En France, environ 5,5 millions de personnes révèlent avoir subi des violences sexuelles durant leur enfance, soit près d'une personne sur dix. Un chiffre alarmant, surtout lorsque l'on sait que les agressions sont principalement commises par des pères. Pourtant, moins de 2 % des victimes parviennent à obtenir justice. Malheureusement, les efforts des mères cherchant à protéger leurs enfants peuvent aussi les conduire à des poursuites judiciaires, tandis que nombreux enfants sont contraints à l'apprentissage du silence et des visites à leurs agresseurs.
Pour faire face à ce qu'il appelle un véritable scandale judiciaire, Christian Baptiste, député de Guadeloupe et membre du Parti progressiste démocratique guadeloupéen, demande l'établissement d'une commission d'enquête sur l'inceste parental. Celle-ci a pour mission d'analyser le traitement judiciaire de ces abus, depuis le signalement initial jusqu'à la conclusion des affaires. Ce vote pour valider cette enquête se tiendra cette semaine à l'Assemblé nationale.
Quel est l’objectif de cette commission d’enquête ?
Nous cherchons à clarifier le fonctionnement de la justice concernant l'inceste parental. Le terme « parental » est important, car l'inceste peut aussi impliquer d'autres membres de la famille, mais ici, nous nous concentrons sur les abus perpétrés par les parents. Lorsqu'un signalement est effectué, il en résulte souvent la séparation des conjoints, ainsi qu'une intervention de la justice familiale sur la garde des enfants. Cependant, les juges aux affaires familiales négligent parfois les éléments de la procédure pénale, accordant des droits de visite aux parents accusés. Les mères cherchant à protéger leurs enfants se retrouvent ainsi en infraction, risquant de perdre la garde de leurs enfants.
Des témoignages révélateurs
Nous avons rencontré de nombreuses mères, dont certaines ont raconté des histoires poignantes. Une mère m'a partagé le cas tragique de son enfant qui a mis fin à ses jours à seulement 14 ans.
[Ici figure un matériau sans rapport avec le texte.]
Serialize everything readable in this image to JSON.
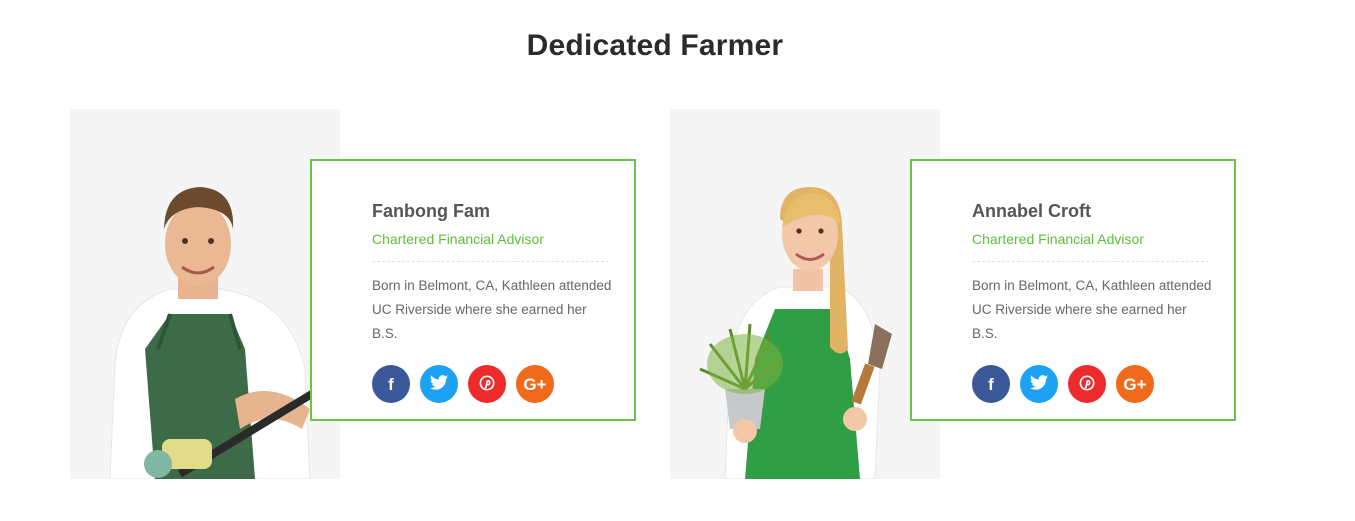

Un autre témoignage provient d'une mère dont l'enfant, aujourd'hui adolescent, a subi des viols depuis son plus jeune âge et ne voulait pas revoir son père. Ces témoignages montrent à quel point la voix des enfants est souvent ignorée par la justice, renforçant ainsi leur traumatisme.
Pourquoi certains juges renvoient-ils les enfants vers leurs agresseurs ?
Le principal obstacle en matière judiciaire réside souvent dans la collecte de preuves, mais aussi dans des préjugés généraux. Une situation difficile est celle d'un enfant de 4 ans ayant contracté une infection sexuellement transmissible suite à des abus ; pourtant, cela ne suffit pas pour justifier une mesure de protection. Même des preuves médicales indiscutables sont parfois écartées.
Des réformes nécessaires
Des députés proposent de créer une « ordonnance de protection provisoire », permettant au procureur de suspendre le droit de visite de tout parent suspect. Cela semble une bonne idée, mais il est essentiel que les preuves médicales suffisent à motiver une telle décision. La commission d'enquête déterminera également si d'autres mesures doivent être envisagées.
Les dysfonctionnements dans le système judiciaire
Nous constatons également des dysfonctionnements au sein de la justice. Notre commission d'enquête est chargée de comprendre et de remédier à ces problèmes, car il est crucial de protéger les enfants victimes d'inceste de manière effective et globale.